Rafael Winkler is an associate professor in the philosophy department at the University of Johannesburg
“Winkler’s question: “Who has the authority to speak about South African identity?” may be rephrased into Linda Alcoff’s question: “Who has the authority to speak for others?”. She argues that to speak “for” or “about” others amounts to the same thing. Although White paternalism assumed many different forms, the one form which Steve Biko, the Black Consciousness adherents, and the black philosophers in the PSSA particularly abhorred was what Linda Alcoff calls “the problem of speaking for others”, especially by those whose location is socially, politically economically and epistemically salient. Speaking on behalf of blacks by whites of goodwill, for example, has always been a major problem among blacks struggling for freedom in antiblack societies. As far back as 1827, for example, the opening editorial of the first black newspaper in New York read:
“We wish to plead our own cause. Too long have others spoken for us. Too long has the public been deceived by misrepresentations, in things which concern us dearly. From the press and the pulpit we have suffered much by being incorrectly represented. Men whom we equally love and admire have not hesitated to represent us disadvantageously, without becoming personally acquainted with the state of things, nor discerning between virtue and vice among us.”
Around the same period, Martin Delany also rejected white paternalism and urged blacks not to allow whites to think and speak for them. Persons from dominant groups who speak for others are often treated as authenticating presences that confer legitimacy and credibility on the demands of subjugated speakers. Such speaking for others does nothing to disrupt the discursive hierarchies that operate in public spaces. As a matter of fact, Alcoff correctly points out, “certain privileged locations are discursively dangerous i.e., the practice of privileged persons speaking for or on behalf of less privileged persons has actually resulted (in many cases) in increasing or re-enforcing the oppression of the group spoken for”. What the black philosophers’ demand amounts to is: “Speak with and to us” and not “Speak for or about us”. The black philosophers at the conference were questioning the right given to white philosophers to speak for black philosophers in the PSSA.

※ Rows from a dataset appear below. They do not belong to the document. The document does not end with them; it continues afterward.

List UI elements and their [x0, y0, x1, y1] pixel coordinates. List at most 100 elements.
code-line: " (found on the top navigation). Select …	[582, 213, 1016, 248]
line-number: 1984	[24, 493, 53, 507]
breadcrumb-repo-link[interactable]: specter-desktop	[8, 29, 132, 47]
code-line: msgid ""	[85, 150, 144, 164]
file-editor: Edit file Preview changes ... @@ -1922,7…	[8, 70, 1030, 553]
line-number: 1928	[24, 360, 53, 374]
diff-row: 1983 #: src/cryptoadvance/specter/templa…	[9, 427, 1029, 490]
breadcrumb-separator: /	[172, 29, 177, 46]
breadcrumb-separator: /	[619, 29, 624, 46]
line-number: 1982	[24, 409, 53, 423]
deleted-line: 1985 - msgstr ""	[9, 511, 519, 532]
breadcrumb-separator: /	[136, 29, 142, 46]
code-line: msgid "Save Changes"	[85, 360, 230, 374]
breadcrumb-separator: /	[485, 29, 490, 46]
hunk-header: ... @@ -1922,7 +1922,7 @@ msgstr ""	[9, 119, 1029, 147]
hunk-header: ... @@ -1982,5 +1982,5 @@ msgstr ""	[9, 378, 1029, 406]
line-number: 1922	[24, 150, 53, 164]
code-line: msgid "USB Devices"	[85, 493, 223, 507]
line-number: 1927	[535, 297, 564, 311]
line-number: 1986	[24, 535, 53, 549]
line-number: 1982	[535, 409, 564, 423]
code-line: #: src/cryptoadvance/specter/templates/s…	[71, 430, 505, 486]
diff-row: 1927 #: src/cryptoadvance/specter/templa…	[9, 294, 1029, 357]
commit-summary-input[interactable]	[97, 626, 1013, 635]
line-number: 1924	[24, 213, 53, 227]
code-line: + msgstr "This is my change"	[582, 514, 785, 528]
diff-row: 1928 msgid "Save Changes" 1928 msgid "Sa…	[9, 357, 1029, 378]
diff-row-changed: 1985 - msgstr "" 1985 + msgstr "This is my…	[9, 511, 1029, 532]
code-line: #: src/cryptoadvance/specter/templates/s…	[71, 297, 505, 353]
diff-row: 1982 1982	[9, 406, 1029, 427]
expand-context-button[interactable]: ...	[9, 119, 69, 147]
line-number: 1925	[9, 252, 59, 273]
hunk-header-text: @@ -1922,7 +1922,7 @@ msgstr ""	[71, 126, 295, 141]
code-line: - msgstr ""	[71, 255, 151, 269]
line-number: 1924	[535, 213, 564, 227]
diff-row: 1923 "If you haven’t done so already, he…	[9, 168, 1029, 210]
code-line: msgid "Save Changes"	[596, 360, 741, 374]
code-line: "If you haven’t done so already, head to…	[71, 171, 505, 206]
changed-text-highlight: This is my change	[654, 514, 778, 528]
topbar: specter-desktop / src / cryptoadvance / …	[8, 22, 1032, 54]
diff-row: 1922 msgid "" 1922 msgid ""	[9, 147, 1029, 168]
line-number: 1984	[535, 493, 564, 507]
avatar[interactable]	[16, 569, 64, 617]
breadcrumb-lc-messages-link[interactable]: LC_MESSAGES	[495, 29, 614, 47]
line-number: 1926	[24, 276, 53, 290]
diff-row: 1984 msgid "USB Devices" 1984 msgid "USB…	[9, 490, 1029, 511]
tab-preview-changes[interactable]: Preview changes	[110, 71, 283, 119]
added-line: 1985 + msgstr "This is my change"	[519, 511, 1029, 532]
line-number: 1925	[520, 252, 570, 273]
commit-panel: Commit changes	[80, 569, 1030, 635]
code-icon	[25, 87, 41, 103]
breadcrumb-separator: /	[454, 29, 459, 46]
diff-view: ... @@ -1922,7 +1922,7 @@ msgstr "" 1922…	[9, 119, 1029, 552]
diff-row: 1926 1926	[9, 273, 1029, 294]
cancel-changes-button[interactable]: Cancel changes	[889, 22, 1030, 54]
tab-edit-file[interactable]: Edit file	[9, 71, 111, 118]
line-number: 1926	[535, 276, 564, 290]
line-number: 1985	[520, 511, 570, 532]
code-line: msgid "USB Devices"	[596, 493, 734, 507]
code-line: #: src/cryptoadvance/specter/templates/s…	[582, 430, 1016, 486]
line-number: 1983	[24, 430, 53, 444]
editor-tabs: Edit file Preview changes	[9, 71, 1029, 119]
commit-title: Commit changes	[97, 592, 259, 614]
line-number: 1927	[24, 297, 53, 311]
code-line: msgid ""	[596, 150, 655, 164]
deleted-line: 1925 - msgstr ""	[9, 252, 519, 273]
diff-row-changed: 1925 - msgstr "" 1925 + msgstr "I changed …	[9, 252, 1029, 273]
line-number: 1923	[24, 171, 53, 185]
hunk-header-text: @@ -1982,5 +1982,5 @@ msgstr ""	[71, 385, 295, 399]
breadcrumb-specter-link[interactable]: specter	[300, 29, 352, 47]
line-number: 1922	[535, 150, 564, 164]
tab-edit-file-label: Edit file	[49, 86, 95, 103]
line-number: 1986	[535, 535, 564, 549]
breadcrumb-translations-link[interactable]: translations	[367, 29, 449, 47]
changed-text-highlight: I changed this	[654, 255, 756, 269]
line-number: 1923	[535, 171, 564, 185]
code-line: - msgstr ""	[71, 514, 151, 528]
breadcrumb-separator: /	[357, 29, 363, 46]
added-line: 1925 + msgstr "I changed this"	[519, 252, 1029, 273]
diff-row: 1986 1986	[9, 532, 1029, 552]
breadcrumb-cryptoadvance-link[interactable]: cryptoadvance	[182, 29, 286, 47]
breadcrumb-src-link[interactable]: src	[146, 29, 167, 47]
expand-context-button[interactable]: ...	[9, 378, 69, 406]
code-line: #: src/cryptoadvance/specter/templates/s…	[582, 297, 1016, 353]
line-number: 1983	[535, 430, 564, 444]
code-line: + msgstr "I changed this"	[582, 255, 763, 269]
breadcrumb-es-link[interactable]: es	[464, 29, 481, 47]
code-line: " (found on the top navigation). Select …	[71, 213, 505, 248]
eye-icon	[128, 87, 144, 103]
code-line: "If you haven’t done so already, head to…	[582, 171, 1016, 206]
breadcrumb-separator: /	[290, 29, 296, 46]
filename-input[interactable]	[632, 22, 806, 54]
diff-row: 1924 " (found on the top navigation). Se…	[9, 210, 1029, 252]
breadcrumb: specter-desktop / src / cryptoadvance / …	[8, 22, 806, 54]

Let me round up with Winkler’s liberal person who is gripped by “white guilt”. In Winkler’s view, part of the fundamental problem of post-apartheid South Africa is “white guilt”. He writes: “As long as our discourse on race, racism and South African identity remains invested with the values of racialism, nationalism and white guilt, they will continue to generate the old forms of xenophobia and exclusion in new and untold ways”. . I am not sure whether I’m reading Winkler to be saying that whites should not feel remorse about what they have done to blacks for centuries on end, and are still doing. In other words, white guilt should be done away with, we should forget what happened and move on as everything is now ok. If this is what is implied, then the whole argument smacks of post-racism discourse which asserts that talk of racism is a veritable agent provocateur of discomfort, anxiety or hatred and therefore should be avoided because racism died with the demise of de jure @apartheid. Unfortunately, as Alexis de Tocqueville commenting on how black people bear the stigma of racism, once remarked: “There is a natural prejudice that prompts men to despise whoever has been their inferior long after he has become their equal.” Unlike other enslaved peoples, black subjects, by contrast “transmit the eternal mark of [their] ignominy to all their descendants; and although the law may abolish [racism/apartheid], God alone can obliterate the traces of its existence”.